Mastering Your Technique
Prioritising proper technique is crucial. While most recreational swimmers favour freestyle (front crawl), Gaines’ advice extends to breaststroke, backstroke, and butterfly. For freestyle, he advocates for long, smooth strokes over short, choppy ones, emphasising keeping the head aligned with the body in the water.
“Water rewards efficiency,” explained Gaines, who secured his three gold medals in the 100 free and two relays. “It has nothing to do with power. I think a lot of first-timers feel like they have to power their way through the water and that is not true.”
Embrace Patience
Building distance and endurance must be a gradual process. While you might have once swum non-stop for 30 minutes decades ago, that won’t be the case after a long break. Begin with a modest 200-yard (or metre) workout. Swim 25 yards (or metres), then rest until your heart rate recovers. Repeat this eight to 10 times, then, as Gaines advises, “get the heck out of the pool.” He cautions against overdoing it initially, which can lead to frustration.

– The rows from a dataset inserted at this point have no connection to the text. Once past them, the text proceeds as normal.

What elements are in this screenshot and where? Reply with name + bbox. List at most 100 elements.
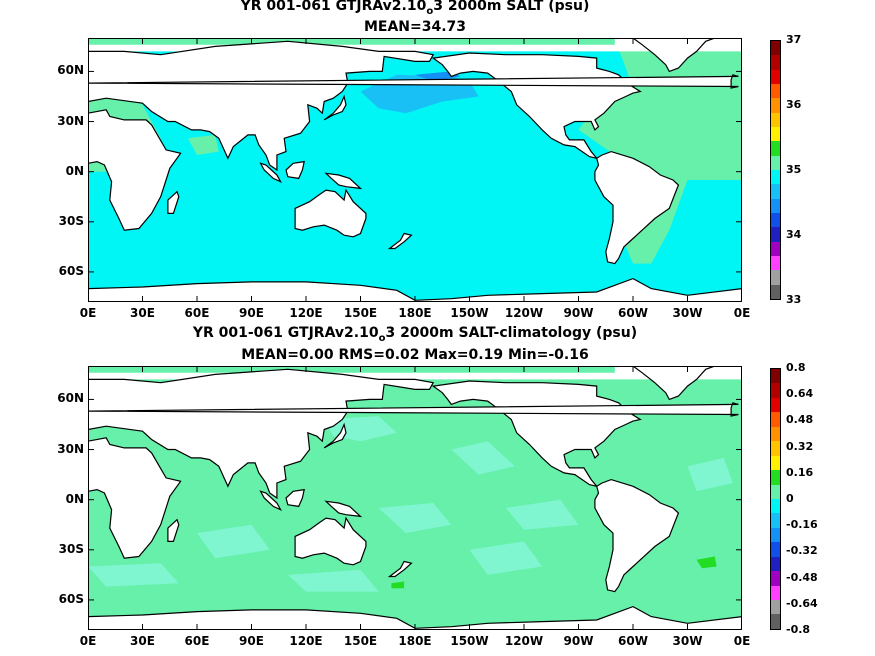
japan <box>323 422 347 449</box>
colorbar-label: -0.8 <box>786 623 811 636</box>
x-tick-label: 150E <box>343 634 378 648</box>
madagascar <box>167 518 180 542</box>
eurasia-africa-land <box>88 38 182 231</box>
positive-anomaly-blob-2 <box>391 581 405 589</box>
greenland <box>631 38 716 73</box>
colorbar-segment <box>771 155 780 170</box>
madagascar <box>167 190 180 214</box>
y-tick-label: 60S <box>58 263 84 278</box>
panel1-title: YR 001-061 GTJRAv2.10o3 2000m SALT (psu) <box>240 0 590 17</box>
x-tick-label: 30W <box>672 306 703 320</box>
panel2-title: YR 001-061 GTJRAv2.10o3 2000m SALT-clima… <box>192 325 638 344</box>
colorbar-segment <box>771 484 780 499</box>
x-tick-label: 120W <box>504 634 544 648</box>
x-tick-label: 30E <box>130 634 155 648</box>
new-zealand <box>387 560 413 578</box>
new-guinea <box>324 172 363 190</box>
colorbar-segment <box>771 284 780 299</box>
y-tick-label: 0N <box>65 491 84 506</box>
panel1-colorbar <box>770 40 781 300</box>
colorbar-label: 33 <box>786 293 802 306</box>
panel2-colorbar <box>770 368 781 630</box>
anomaly-patch-3 <box>197 524 270 559</box>
colorbar-segment <box>771 212 780 228</box>
map-svg <box>88 38 742 302</box>
colorbar-segment <box>771 600 780 615</box>
x-tick-label: 60E <box>184 306 210 320</box>
x-tick-label: 0E <box>79 634 97 648</box>
colorbar-label: 0.32 <box>786 439 814 453</box>
colorbar-segment <box>771 255 780 271</box>
anomaly-patch-8 <box>505 499 579 530</box>
panel1-map <box>88 38 742 302</box>
south-america <box>594 150 680 265</box>
sumatra <box>259 490 282 511</box>
y-tick-label: 30S <box>58 213 84 228</box>
colorbar-label: 0 <box>786 492 794 505</box>
x-tick-label: 90W <box>563 306 594 320</box>
y-tick-label: 0N <box>65 163 84 178</box>
x-tick-label: 120E <box>289 306 323 320</box>
x-tick-label: 90E <box>239 634 264 648</box>
x-tick-label: 0E <box>79 306 97 320</box>
x-tick-label: 120E <box>289 634 323 648</box>
colorbar-segment <box>771 369 780 384</box>
borneo <box>285 160 305 180</box>
x-tick-label: 90E <box>239 306 264 320</box>
x-tick-label: 60W <box>618 634 648 648</box>
colorbar-segment <box>771 198 780 213</box>
anomaly-patch-5 <box>88 563 179 587</box>
x-tick-label: 180E <box>398 634 432 648</box>
colorbar-segment <box>771 455 780 471</box>
colorbar-label: -0.16 <box>786 518 818 532</box>
eurasia-africa-land <box>88 366 182 559</box>
colorbar-label: -0.32 <box>786 544 818 558</box>
colorbar-segment <box>771 441 780 456</box>
colorbar-segment <box>771 41 780 56</box>
uk <box>88 74 739 89</box>
colorbar-segment <box>771 227 780 242</box>
colorbar-segment <box>771 241 780 256</box>
anomaly-patch-7 <box>687 457 733 492</box>
colorbar-segment <box>771 542 780 557</box>
eurasia-main <box>88 38 435 172</box>
panel2-stats: MEAN=0.00 RMS=0.02 Max=0.19 Min=-0.16 <box>241 347 589 363</box>
colorbar-segment <box>771 169 780 185</box>
colorbar-segment <box>771 571 780 586</box>
colorbar-segment <box>771 412 780 427</box>
colorbar-label: 0.16 <box>786 465 814 479</box>
colorbar-label: 0.64 <box>786 387 814 401</box>
x-tick-label: 30E <box>130 306 155 320</box>
japan <box>323 94 347 121</box>
x-tick-label: 150W <box>450 634 489 648</box>
colorbar-segment <box>771 498 780 514</box>
greenland <box>631 366 716 401</box>
colorbar-label: 34 <box>786 228 802 241</box>
arctic-strip <box>88 366 615 373</box>
map-svg <box>88 366 742 630</box>
anomaly-patch-6 <box>287 569 379 592</box>
colorbar-segment <box>771 585 780 600</box>
colorbar-label: 37 <box>786 33 802 46</box>
colorbar-segment <box>771 470 780 485</box>
anomaly-patch-1 <box>451 441 515 475</box>
arctic-strip <box>88 38 615 45</box>
colorbar-segment <box>771 69 780 84</box>
y-tick-label: 60N <box>57 63 84 78</box>
colorbar-segment <box>771 556 780 572</box>
panel2-map <box>88 366 742 630</box>
sumatra <box>259 162 282 183</box>
arabian-sea-patch <box>187 134 219 155</box>
x-tick-label: 60W <box>618 306 648 320</box>
australia <box>294 516 367 566</box>
colorbar-segment <box>771 614 780 629</box>
y-tick-label: 30S <box>58 541 84 556</box>
x-tick-label: 120W <box>504 306 544 320</box>
colorbar-label: 35 <box>786 163 802 176</box>
x-tick-label: 90W <box>563 634 594 648</box>
panel1-stats: MEAN=34.73 <box>363 19 467 35</box>
y-tick-label: 60S <box>58 591 84 606</box>
australia <box>294 188 367 238</box>
colorbar-segment <box>771 426 780 442</box>
x-tick-label: 0E <box>733 306 751 320</box>
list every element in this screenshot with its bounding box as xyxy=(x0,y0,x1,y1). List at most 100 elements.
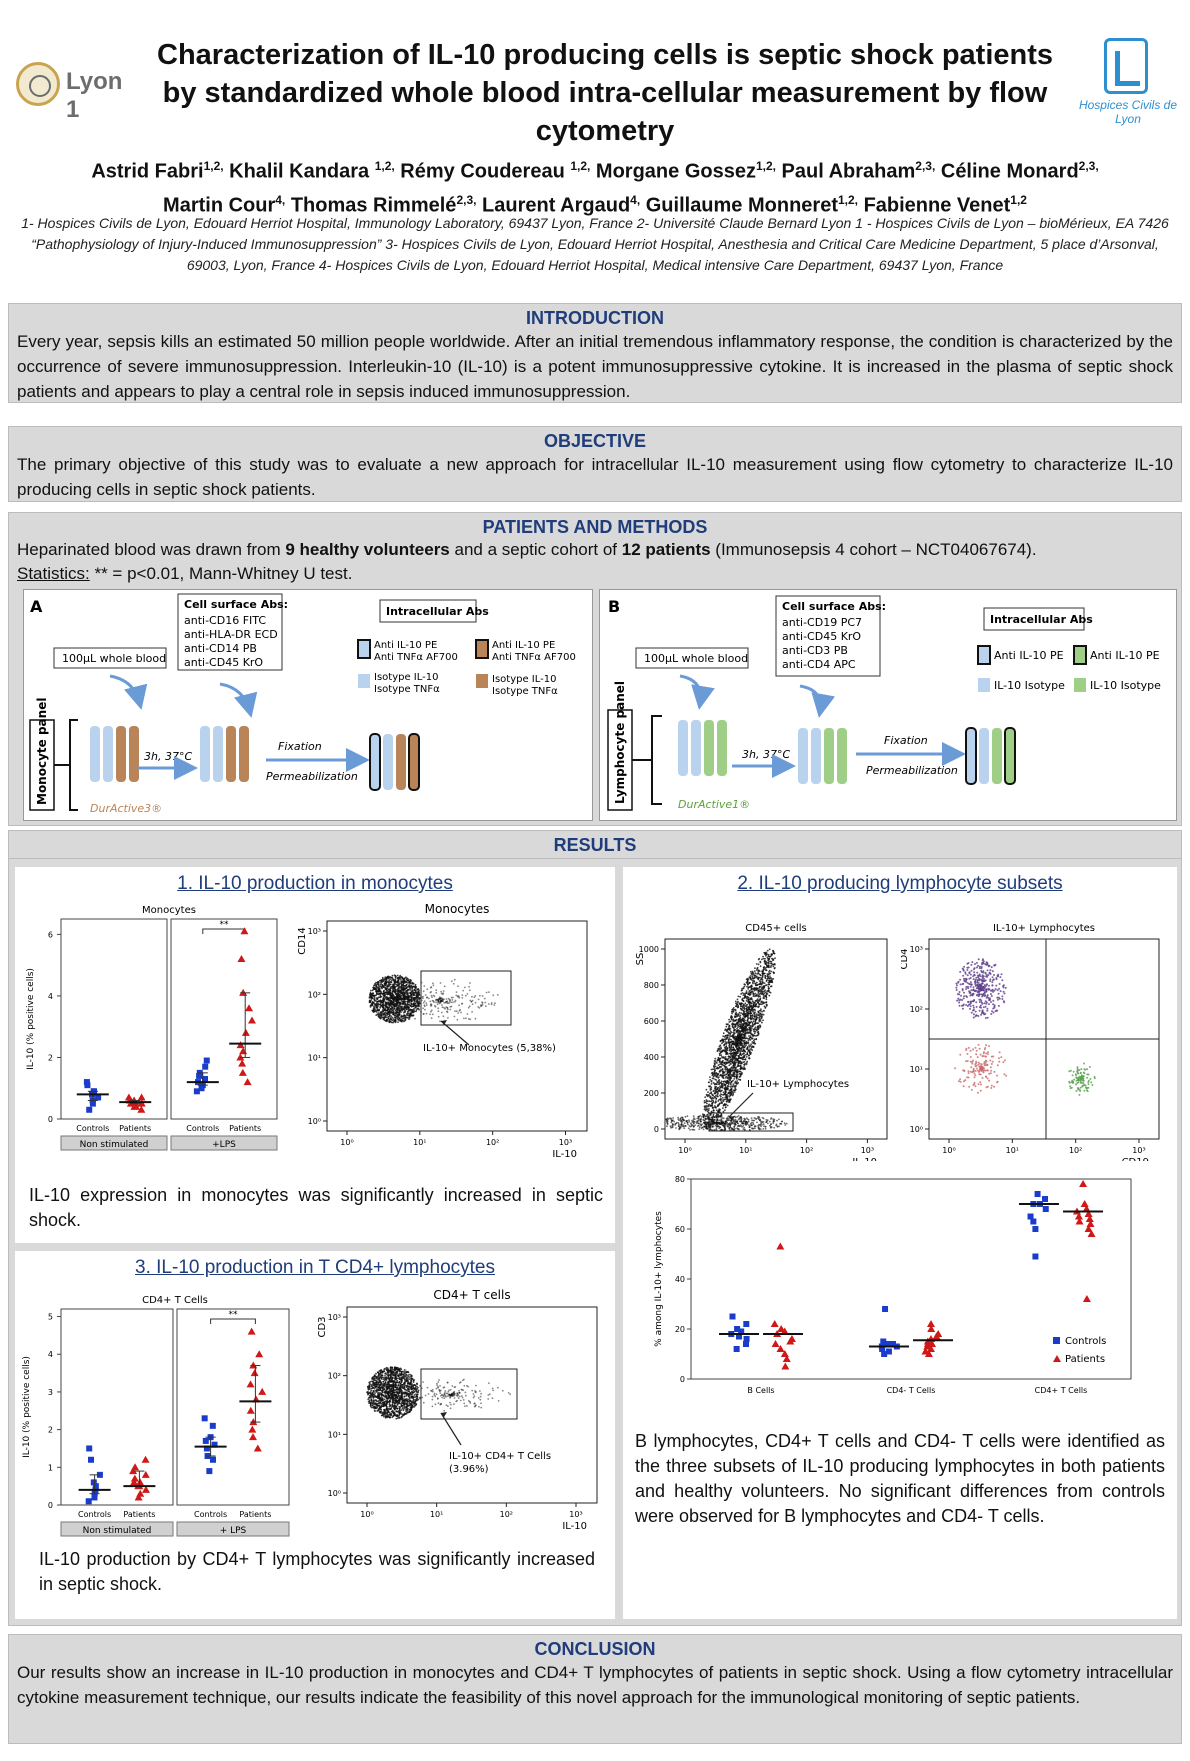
event-dot xyxy=(718,1080,720,1083)
event-dot xyxy=(377,1372,380,1375)
event-dot xyxy=(745,1062,748,1064)
event-dot xyxy=(387,1001,390,1004)
event-dot xyxy=(721,1097,724,1099)
event-dot xyxy=(426,1386,429,1389)
event-dot xyxy=(756,973,758,975)
event-dot xyxy=(714,1105,716,1107)
event-dot xyxy=(397,1377,399,1380)
event-dot xyxy=(377,996,379,999)
control-point xyxy=(85,1498,92,1505)
methods-text-3: (Immunosepsis 4 cohort – NCT04067674). xyxy=(710,540,1037,559)
event-dot xyxy=(385,977,388,980)
event-dot xyxy=(761,1015,763,1018)
event-dot xyxy=(480,1392,482,1395)
event-dot xyxy=(386,1383,388,1386)
event-dot xyxy=(464,1405,466,1407)
event-dot xyxy=(479,1390,481,1392)
event-dot xyxy=(373,1379,375,1382)
panel-a-tubes-stained xyxy=(369,733,420,791)
event-dot xyxy=(405,987,408,990)
event-dot xyxy=(725,1073,728,1076)
event-dot xyxy=(392,978,394,980)
event-dot xyxy=(387,1368,390,1371)
author-line-1: Astrid Fabri1,2, Khalil Kandara 1,2, Rém… xyxy=(91,159,1099,183)
event-dot xyxy=(412,1005,415,1007)
event-dot xyxy=(426,988,429,991)
event-dot xyxy=(452,996,454,999)
event-dot xyxy=(392,1370,395,1373)
control-point xyxy=(88,1456,95,1463)
event-dot xyxy=(395,1377,398,1380)
event-dot xyxy=(373,988,376,990)
hcl-emblem-icon xyxy=(1104,38,1148,94)
event-dot xyxy=(762,1019,764,1022)
event-dot xyxy=(414,1017,416,1020)
event-dot xyxy=(387,1397,390,1399)
event-dot xyxy=(752,1042,754,1045)
event-dot xyxy=(377,1401,380,1403)
event-dot xyxy=(376,1407,378,1409)
event-dot xyxy=(371,1377,373,1379)
patient-point xyxy=(240,927,249,935)
event-dot xyxy=(380,1405,383,1408)
event-dot xyxy=(378,1396,381,1398)
event-dot xyxy=(389,993,391,995)
event-dot xyxy=(391,1377,394,1380)
event-dot xyxy=(398,1405,401,1408)
event-dot xyxy=(383,1385,386,1388)
event-dot xyxy=(397,1019,400,1021)
event-dot xyxy=(370,1398,373,1401)
patient-point xyxy=(238,1059,247,1067)
event-dot xyxy=(386,980,389,983)
event-dot xyxy=(449,1407,452,1410)
panel-b-letter: B xyxy=(608,597,620,616)
panel-b-panel-label: Lymphocyte panel xyxy=(613,681,627,804)
event-dot xyxy=(399,1001,402,1004)
event-dot xyxy=(704,1105,707,1107)
event-dot xyxy=(414,1384,417,1386)
control-point xyxy=(201,1415,208,1422)
event-dot xyxy=(403,1395,406,1398)
event-dot xyxy=(397,1394,400,1396)
event-dot xyxy=(433,1392,436,1395)
event-dot xyxy=(407,1395,410,1398)
event-dot xyxy=(377,1374,380,1377)
event-dot xyxy=(446,1011,449,1014)
event-dot xyxy=(457,1012,460,1014)
event-dot xyxy=(447,997,450,1000)
event-dot xyxy=(384,1377,387,1380)
event-dot xyxy=(410,1003,413,1006)
event-dot xyxy=(403,1011,405,1014)
lyon1-logo-text: Lyon 1 xyxy=(66,68,123,123)
panel-b-tubes-incubated xyxy=(798,728,847,784)
lymphocyte-panel-svg: B Cell surface Abs: anti-CD19 PC7 anti-C… xyxy=(607,595,1161,811)
event-dot xyxy=(431,1405,434,1408)
facet-strip xyxy=(176,1521,290,1537)
event-dot xyxy=(402,1409,405,1412)
event-dot xyxy=(725,1029,728,1032)
x-tick-label: 10¹ xyxy=(739,1146,752,1155)
event-dot xyxy=(388,1377,390,1379)
event-dot xyxy=(395,975,397,978)
event-dot xyxy=(725,1106,727,1108)
panel-a-tube-key-2 xyxy=(475,639,489,659)
event-dot xyxy=(400,976,403,978)
event-dot xyxy=(441,1004,443,1006)
event-dot xyxy=(376,993,378,995)
event-dot xyxy=(389,1380,392,1383)
panel-a-blood: 100µL whole blood xyxy=(62,652,166,665)
event-dot xyxy=(746,1060,749,1063)
event-dot xyxy=(373,996,376,999)
event-dot xyxy=(380,1408,383,1411)
event-dot xyxy=(727,1095,729,1097)
event-dot xyxy=(393,1407,395,1410)
event-dot xyxy=(408,985,411,988)
event-dot xyxy=(381,1383,384,1386)
event-dot xyxy=(770,964,773,967)
event-dot xyxy=(389,1367,392,1369)
event-dot xyxy=(382,990,385,993)
panel-a-iso-key-2 xyxy=(476,674,488,688)
event-dot xyxy=(372,1401,375,1403)
event-dot xyxy=(715,1100,717,1103)
event-dot xyxy=(425,1012,428,1015)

“You don’t want to overdo it to start with and then get frustrated and think you can’t do it,” he said. “You need to increase your total distance little by little.” The ideal goal is a 20-30 minute workout, three times weekly, as consistency is vital for developing a feel for the water. “Three days a week is the sweet spot,” he noted. “If you are doing less than three days a week, it’s really tough to develop the consistency you need.”
Preventing Injuries
Common sense dictates a proper warm-up. This should ideally be done on dry land before entering the water, incorporating stretches, shoulder exercises, and some strength training. Shoulder pain is a common complaint among swimmers, making it essential to differentiate between pain and fatigue. “You have to listen to any pain,” Gaines stressed. “Pain is a lot different than fatigue or strain. Pain is real. If you are feeling fatigue and strain, that’s good. If you are feeling pain, that’s bad.” If discomfort arises, stop and modify your routine. For freestyle swimmers, Gaines suggests integrating backstroke to loosen shoulders and build strength, noting that breaststroke is also gentler on the shoulders, unlike the demanding butterfly.
The Mental Game
Gaines places significant emphasis on keeping swimming enjoyable and fostering comfort in the water, rather than fighting it. “Learn to feel the water,” he advised. “The small goal of just feeling the water is much more important than many other things. Swimming is not easy. You are not always going to feel good swimming. But you are going to feel great when you’re done.” He also advocates for varying workouts – in terms of time, distance, and strokes – to maintain interest and engagement.
Hydration and Training Aids
Swimmers must remain hydrated, even though it’s less of an issue for recreational swimmers. Perspiration occurs in the water, and warmer pools (around 80 degrees F or 27 degrees C is ideal) can exacerbating dehydration. Gaines also recommends using training aids such as swim fins, paddles, or pull-buoys to add variety to sessions. “I really don’t like to swim, but I love the feeling of being done,” Gaines admitted, a surprising revelation from an Olympic champion. “I crave that feeling when I get out of the water. It’s the endorphins. It’s definitely mental for me.”
Gaines himself swims six days a week, covering 2,000 to 2,500 yards (or metres), with a varied routine of freestyle, backstroke, breaststroke, and kicking. He believes variety is key for recreational swimmers, as “swimming can be boring.” However, he concludes, “swimming can almost be meditation, even for that three-day a week, recreational swimmer.”